Petit launched LiquiDonate in 2021, signing Restoration Hardware as its first customer, noting that furniture is the most difficult donation category after food. LiquiDonate’s API platform connects to retailers’ existing software and matches revenue based on multiple factors.
The company, which currently works with 4,300 nonprofit organizations, is category agnostic, but specializes in large, bulky items that are difficult to return or donate. It also specializes in apparel that is cheaper to produce and less profitable for retailers to resell.
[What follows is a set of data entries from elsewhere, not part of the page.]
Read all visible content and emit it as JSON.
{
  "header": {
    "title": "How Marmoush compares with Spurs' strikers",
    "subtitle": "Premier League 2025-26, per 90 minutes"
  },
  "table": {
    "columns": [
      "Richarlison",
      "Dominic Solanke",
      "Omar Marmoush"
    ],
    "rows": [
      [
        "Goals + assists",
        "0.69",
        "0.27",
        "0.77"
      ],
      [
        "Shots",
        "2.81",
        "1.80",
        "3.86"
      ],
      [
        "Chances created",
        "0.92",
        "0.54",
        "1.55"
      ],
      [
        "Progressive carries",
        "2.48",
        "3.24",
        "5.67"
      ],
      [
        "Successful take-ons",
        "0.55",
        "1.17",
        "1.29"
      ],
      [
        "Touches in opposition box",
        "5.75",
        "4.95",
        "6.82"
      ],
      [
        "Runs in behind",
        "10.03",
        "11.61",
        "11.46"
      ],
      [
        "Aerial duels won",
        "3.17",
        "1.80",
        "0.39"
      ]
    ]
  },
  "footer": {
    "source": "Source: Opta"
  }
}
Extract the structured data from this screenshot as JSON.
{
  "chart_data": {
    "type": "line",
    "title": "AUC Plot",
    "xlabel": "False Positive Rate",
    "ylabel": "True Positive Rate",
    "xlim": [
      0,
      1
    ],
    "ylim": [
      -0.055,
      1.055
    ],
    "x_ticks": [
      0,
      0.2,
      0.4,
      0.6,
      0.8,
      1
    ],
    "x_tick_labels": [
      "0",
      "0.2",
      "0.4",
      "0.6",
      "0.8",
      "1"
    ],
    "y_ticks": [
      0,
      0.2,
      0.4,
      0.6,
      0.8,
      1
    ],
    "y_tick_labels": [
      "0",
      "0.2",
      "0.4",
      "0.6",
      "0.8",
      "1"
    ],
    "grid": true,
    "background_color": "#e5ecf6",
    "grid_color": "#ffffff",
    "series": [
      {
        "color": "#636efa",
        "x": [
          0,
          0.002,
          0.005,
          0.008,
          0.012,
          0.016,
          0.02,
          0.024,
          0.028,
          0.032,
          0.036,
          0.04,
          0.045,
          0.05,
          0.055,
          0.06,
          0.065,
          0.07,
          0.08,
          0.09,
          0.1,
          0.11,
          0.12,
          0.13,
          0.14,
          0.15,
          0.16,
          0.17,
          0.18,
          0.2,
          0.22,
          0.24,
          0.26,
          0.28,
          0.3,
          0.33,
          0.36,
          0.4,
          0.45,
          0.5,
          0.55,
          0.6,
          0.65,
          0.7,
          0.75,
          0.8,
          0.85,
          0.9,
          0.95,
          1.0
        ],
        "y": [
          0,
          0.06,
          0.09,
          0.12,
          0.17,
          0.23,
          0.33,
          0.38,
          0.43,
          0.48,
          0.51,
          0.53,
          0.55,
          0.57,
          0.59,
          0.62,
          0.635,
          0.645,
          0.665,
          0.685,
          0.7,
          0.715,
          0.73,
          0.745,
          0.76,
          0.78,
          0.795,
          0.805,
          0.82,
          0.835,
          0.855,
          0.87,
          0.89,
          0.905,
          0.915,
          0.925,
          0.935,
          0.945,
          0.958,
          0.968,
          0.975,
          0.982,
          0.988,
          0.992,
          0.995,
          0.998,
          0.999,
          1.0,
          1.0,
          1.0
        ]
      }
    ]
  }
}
Chaudhary piloted LiquiDonate in 2024, initially donating 10,000 blankets directly from a warehouse and distributing them across the country. Luxome then began using the software for personal returns. When initiating a return, customers check whether the item has been opened and automatically generate a matching return label to the nonprofit or Luxome warehouse. “There are no returns to the warehouse unless we can put it back into stock,” he said.
Retailers save money because even if they pay LiquiDonate a $4 item fee, returns from the warehouse cost Luxome $4 to $5 in third-party fees for processing, storage, and landfill costs. Chaudhary said the cost of a donation return label is lower than a return to Luxome because the items are typically shipped within 30 miles of the customer.
LiquiDonate generates a tax receipt for each donation, which businesses can download to claim deductions. “We turned it into a structured, automated layer,” Petit said.
Choudhary said she was initially worried that the nonprofit would resell the items or that its staff would use them. Piloting the service and talking to nonprofits has alleviated those concerns, he said. We’ve also received positive feedback on how Luxome’s robes, clothing, and bedding have helped people transitioning out of homelessness.